Mining

PDAC 2022: As ESG drives metal demand and constrains supply, miners will have to innovate  

“The same ESG factors that are driving demand are increasingly constraining supply,” he said. “The truth is it’s probably never been harder to build a new mine. Investors, regulators, Indigenous Nations are all rightfully demanding reduced impacts. This is translating into much more complex, regulatory and engagement processes that take vastly more time.”  

“For us to meet the challenge of more metal more quickly, with less impact, mining needs to innovate and do so quickly,” added Hanman.   

The global mining industry faces the unique challenge of producing more metals to support decarbonization, while reducing its carbon emissions. Currently the sector is responsible for 4-7% of greenhouse gas emissions globally, according to McKinsey. 

In a bid to advance its water treatment facilities, Teck has partnered with other mining and technology companies and extracted DNA from about 15,000 microbes found at mine sites across the globe.  

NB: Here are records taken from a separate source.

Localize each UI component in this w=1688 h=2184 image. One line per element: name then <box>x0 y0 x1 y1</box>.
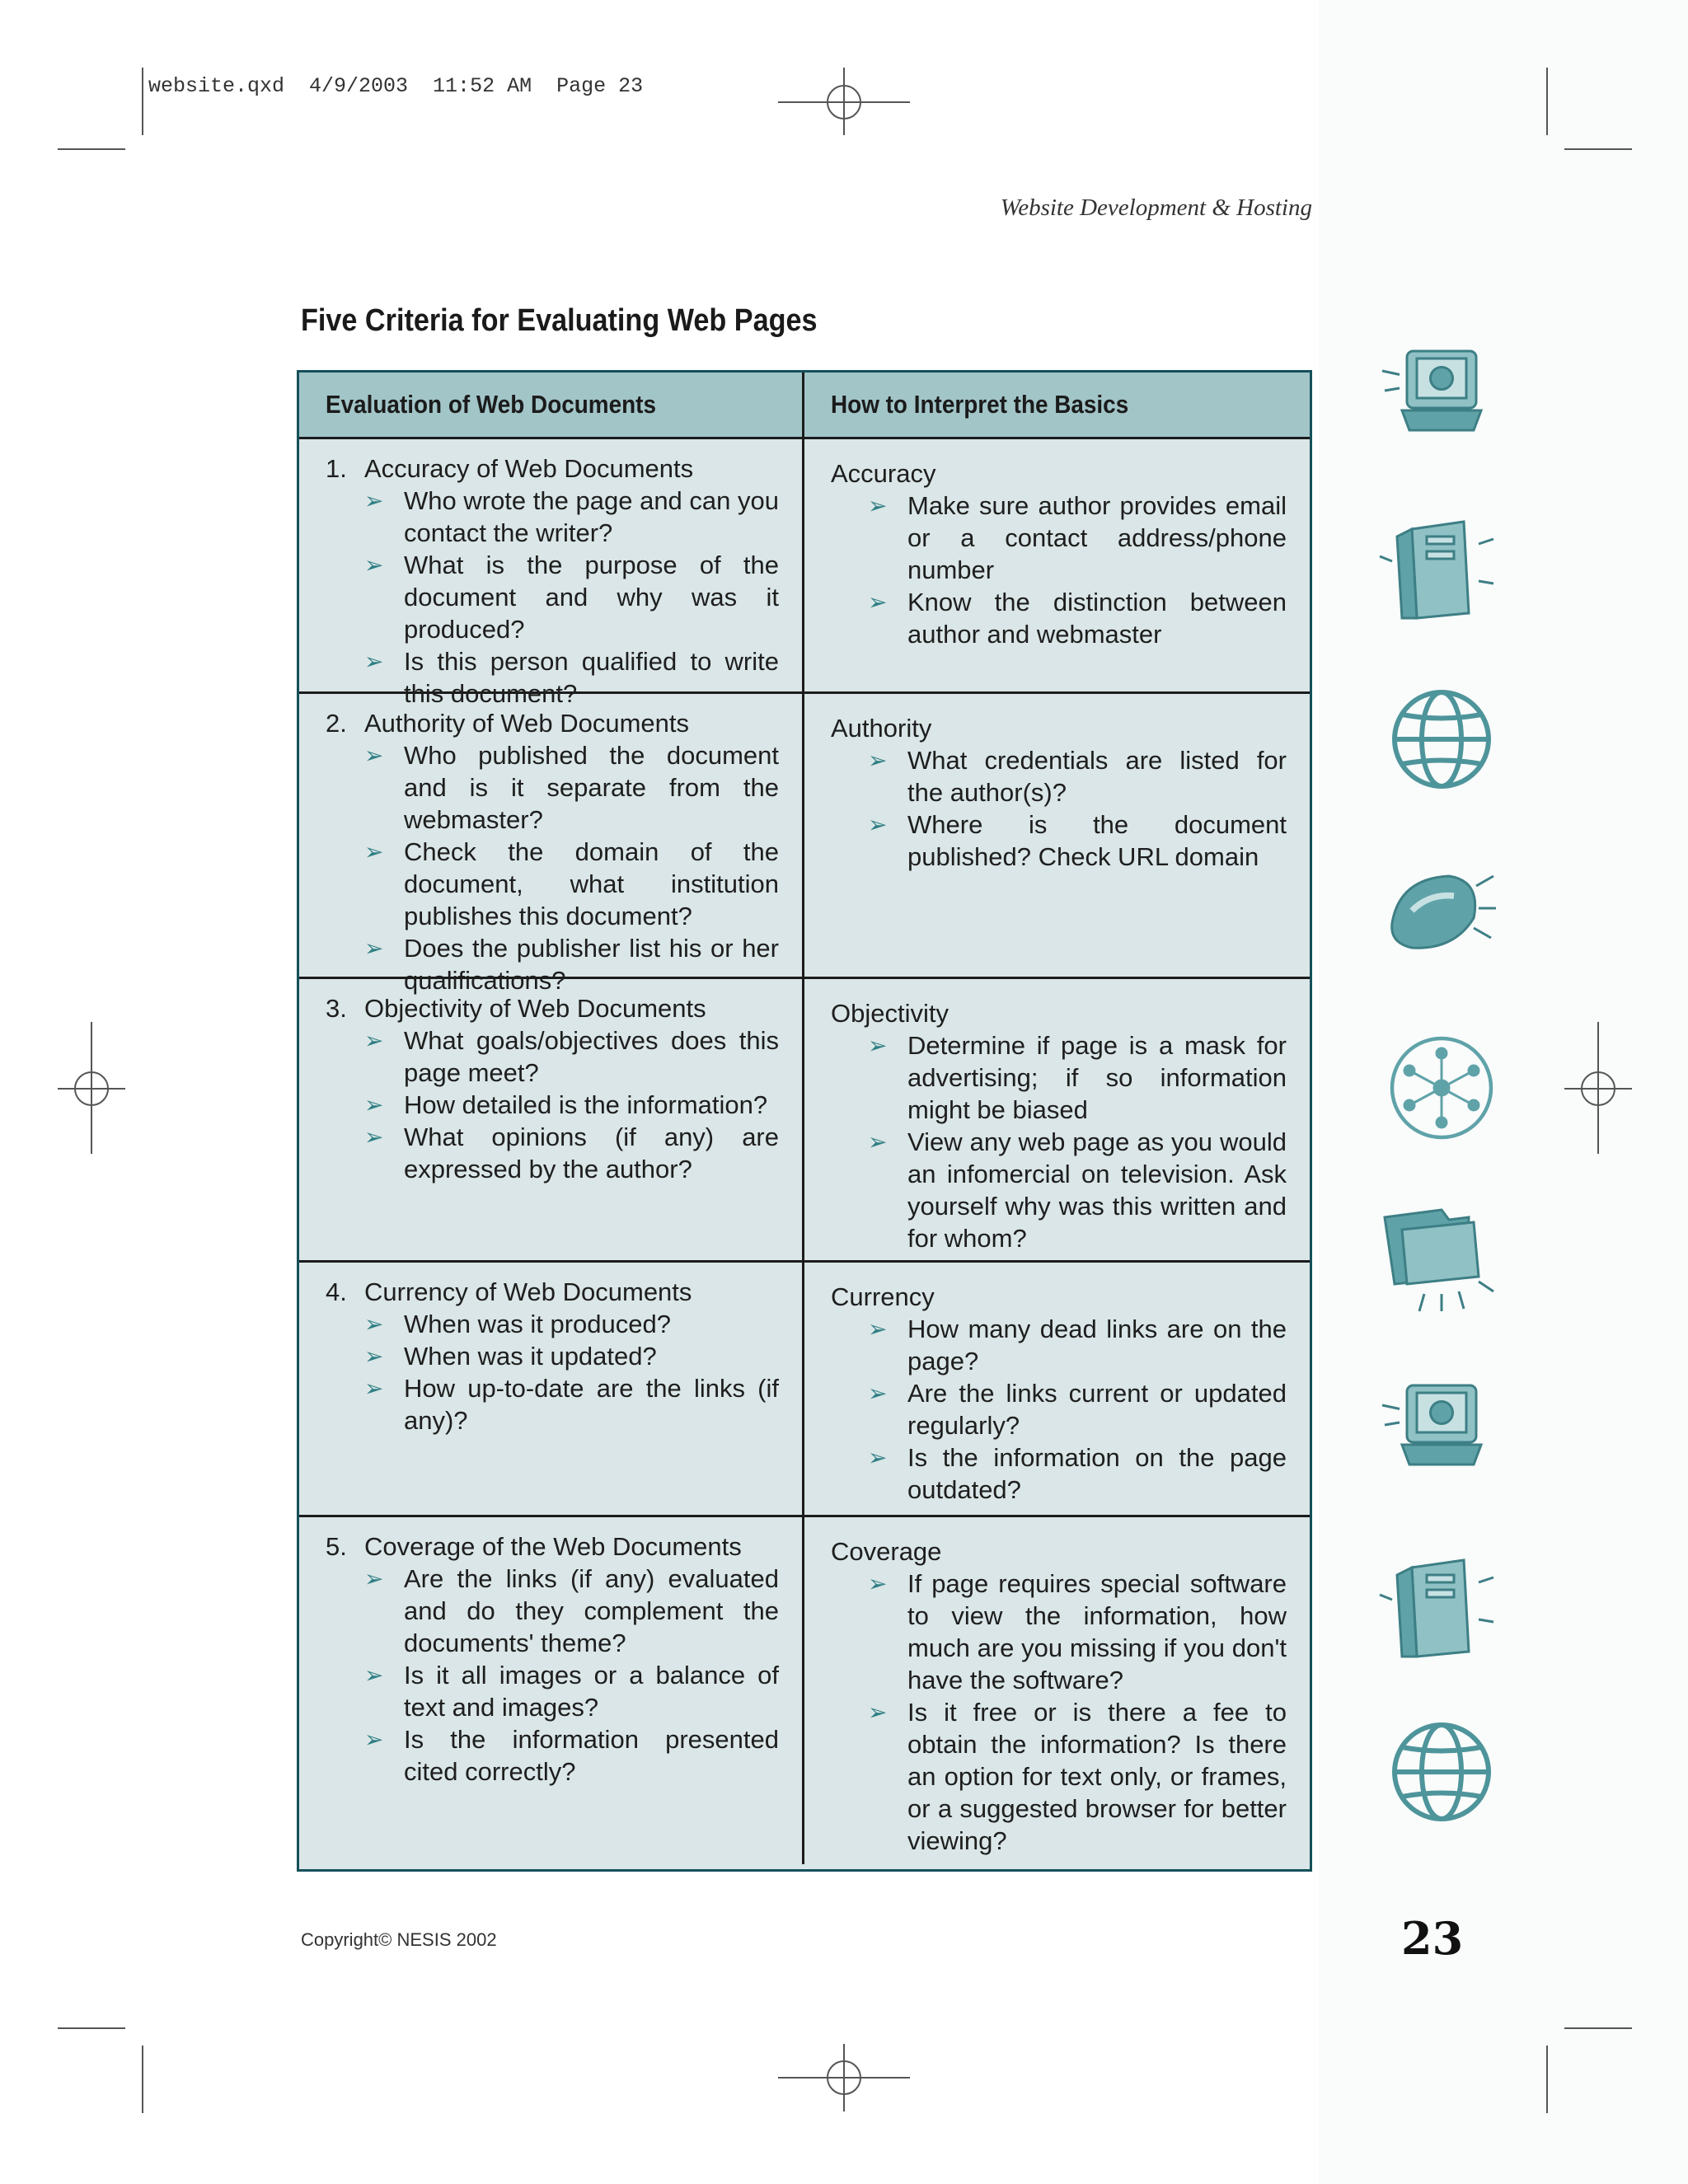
interpretation-title: Objectivity <box>831 999 949 1028</box>
list-item: ➢ Who published the document and is it separate from the webmaster? <box>364 741 779 834</box>
list-item: ➢ Is it free or is there a fee to obtain the information? Is there an option for text only, or frames, or a suggested browser for better viewing? <box>868 1698 1287 1855</box>
interpretation-cell <box>804 439 1310 691</box>
network-icon <box>1375 1026 1498 1150</box>
criterion-title <box>326 707 779 739</box>
crop-mark <box>1546 2046 1548 2113</box>
registration-mark <box>1581 1071 1615 1106</box>
table-row <box>299 979 1310 1263</box>
arrow-bullet-icon: ➢ <box>868 748 888 773</box>
evaluation-cell <box>299 694 804 995</box>
evaluation-cell <box>299 1517 804 1864</box>
arrow-bullet-icon: ➢ <box>364 488 384 513</box>
arrow-bullet-icon: ➢ <box>868 1699 888 1725</box>
interpretation-cell <box>804 1263 1310 1515</box>
arrow-bullet-icon: ➢ <box>364 552 384 578</box>
arrow-bullet-icon: ➢ <box>364 1343 384 1369</box>
list-item: ➢ When was it produced? <box>364 1310 671 1338</box>
list-item: ➢ View any web page as you would an infomercial on television. Ask yourself why was this written and for whom? <box>868 1127 1287 1253</box>
copyright-notice: Copyright© NESIS 2002 <box>301 1929 497 1950</box>
criterion-number: 2. <box>326 709 347 738</box>
arrow-bullet-icon: ➢ <box>868 1033 888 1058</box>
list-item: ➢ Does the publisher list his or her qualifications? <box>364 934 779 995</box>
registration-mark <box>74 1071 109 1106</box>
list-item: ➢ Are the links (if any) evaluated and do they complement the documents' theme? <box>364 1564 779 1657</box>
evaluation-cell <box>299 979 804 1260</box>
crop-mark <box>1546 68 1548 135</box>
crop-mark <box>142 68 143 135</box>
arrow-bullet-icon: ➢ <box>364 649 384 674</box>
monitor-icon <box>1375 334 1498 457</box>
table-row <box>299 439 1310 708</box>
crop-mark <box>1564 148 1632 150</box>
criterion-number: 3. <box>326 994 347 1023</box>
interpretation-cell <box>804 979 1310 1260</box>
running-head: Website Development & Hosting <box>1000 194 1312 221</box>
list-item: ➢ Is this person qualified to write this document? <box>364 647 779 708</box>
column-header-evaluation: Evaluation of Web Documents <box>299 373 804 437</box>
criterion-label: Currency of Web Documents <box>364 1277 692 1306</box>
crop-mark <box>142 2046 143 2113</box>
criteria-table <box>297 370 1312 1872</box>
arrow-bullet-icon: ➢ <box>868 812 888 837</box>
arrow-bullet-icon: ➢ <box>364 1311 384 1337</box>
criterion-number: 5. <box>326 1532 347 1561</box>
interpretation-cell <box>804 694 1310 977</box>
monitor-icon <box>1375 1368 1498 1492</box>
criterion-label: Objectivity of Web Documents <box>364 994 706 1023</box>
list-item: ➢ When was it updated? <box>364 1342 657 1371</box>
folder-icon <box>1375 1195 1498 1319</box>
interpretation-title: Currency <box>831 1282 935 1311</box>
arrow-bullet-icon: ➢ <box>364 1092 384 1118</box>
interpretation-title: Accuracy <box>831 459 936 488</box>
crop-mark <box>58 2027 125 2029</box>
list-item: ➢ How many dead links are on the page? <box>868 1315 1287 1376</box>
arrow-bullet-icon: ➢ <box>868 1316 888 1342</box>
page-title: Five Criteria for Evaluating Web Pages <box>301 303 818 338</box>
arrow-bullet-icon: ➢ <box>364 1124 384 1150</box>
list-item: ➢ How detailed is the information? <box>364 1090 768 1119</box>
list-item: ➢ How up-to-date are the links (if any)? <box>364 1374 779 1435</box>
table-row <box>299 1263 1310 1517</box>
arrow-bullet-icon: ➢ <box>364 1566 384 1591</box>
criterion-number: 1. <box>326 454 347 483</box>
globe-icon <box>1375 1710 1498 1834</box>
list-item: ➢ Know the distinction between author and webmaster <box>868 588 1287 649</box>
interpretation-cell <box>804 1517 1310 1864</box>
criterion-title <box>326 992 779 1024</box>
interpretation-title: Coverage <box>831 1537 942 1566</box>
list-item: ➢ What opinions (if any) are expressed by the author? <box>364 1122 779 1183</box>
list-item: ➢ Who wrote the page and can you contact the writer? <box>364 486 779 547</box>
arrow-bullet-icon: ➢ <box>364 1376 384 1401</box>
page-number: 23 <box>1401 1912 1464 1965</box>
arrow-bullet-icon: ➢ <box>364 743 384 768</box>
crop-mark <box>58 148 125 150</box>
list-item: ➢ Are the links current or updated regularly? <box>868 1379 1287 1440</box>
arrow-bullet-icon: ➢ <box>364 1727 384 1752</box>
list-item: ➢ What goals/objectives does this page meet? <box>364 1026 779 1087</box>
arrow-bullet-icon: ➢ <box>868 493 888 518</box>
table-row <box>299 694 1310 995</box>
arrow-bullet-icon: ➢ <box>364 935 384 961</box>
arrow-bullet-icon: ➢ <box>868 1129 888 1155</box>
globe-icon <box>1375 677 1498 801</box>
registration-mark <box>827 2060 861 2095</box>
arrow-bullet-icon: ➢ <box>868 1445 888 1470</box>
list-item: ➢ Where is the document published? Check URL domain <box>868 810 1287 871</box>
list-item: ➢ What credentials are listed for the author(s)? <box>868 746 1287 807</box>
list-item: ➢ If page requires special software to view the information, how much are you missing if you don't have the software? <box>868 1569 1287 1694</box>
column-header-interpretation: How to Interpret the Basics <box>831 390 1129 419</box>
arrow-bullet-icon: ➢ <box>364 1662 384 1688</box>
crop-mark <box>1564 2027 1632 2029</box>
criterion-label: Authority of Web Documents <box>364 709 689 738</box>
criterion-number: 4. <box>326 1277 347 1306</box>
list-item: ➢ Make sure author provides email or a contact address/phone number <box>868 491 1287 584</box>
interpretation-title: Authority <box>831 714 932 743</box>
list-item: ➢ Is the information presented cited correctly? <box>364 1725 779 1786</box>
list-item: ➢ Check the domain of the document, what institution publishes this document? <box>364 837 779 930</box>
evaluation-cell <box>299 439 804 708</box>
arrow-bullet-icon: ➢ <box>868 1380 888 1406</box>
computer-tower-icon <box>1375 1545 1498 1669</box>
list-item: ➢ Is it all images or a balance of text and images? <box>364 1661 779 1722</box>
list-item: ➢ Is the information on the page outdated? <box>868 1443 1287 1504</box>
arrow-bullet-icon: ➢ <box>364 839 384 865</box>
criterion-title <box>326 1530 779 1563</box>
mouse-icon <box>1375 849 1498 972</box>
arrow-bullet-icon: ➢ <box>868 589 888 615</box>
criterion-title <box>326 452 779 485</box>
print-slug: website.qxd 4/9/2003 11:52 AM Page 23 <box>148 74 644 98</box>
list-item: ➢ What is the purpose of the document and why was it produced? <box>364 551 779 644</box>
list-item: ➢ Determine if page is a mask for advertising; if so information might be biased <box>868 1031 1287 1124</box>
evaluation-cell <box>299 1263 804 1515</box>
registration-mark <box>827 85 861 120</box>
criterion-label: Coverage of the Web Documents <box>364 1532 742 1561</box>
computer-tower-icon <box>1375 507 1498 630</box>
arrow-bullet-icon: ➢ <box>364 1028 384 1053</box>
table-row <box>299 1517 1310 1864</box>
criterion-label: Accuracy of Web Documents <box>364 454 694 483</box>
arrow-bullet-icon: ➢ <box>868 1571 888 1596</box>
table-header <box>299 373 1310 439</box>
criterion-title <box>326 1276 779 1308</box>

“This information is used to identify naturally occurring biology that can potentially replace, enhance or create new processes at our mining operations, all by finding the right bug to eat the right material,” he said. “It’s not just making mining cleaner, it’s also about making it more efficient and unlocking more supply.”  

At its Carmen de Andacollo mine in Chile, the company faces the dual challenge of reducing water usage while managing dust. As such, its team there is working on a pilot project that creates an electrostatic force field by broadcasting electrostatic waves over a mining area which charges the dust particles, make them heavy and eventually keeps them to the ground.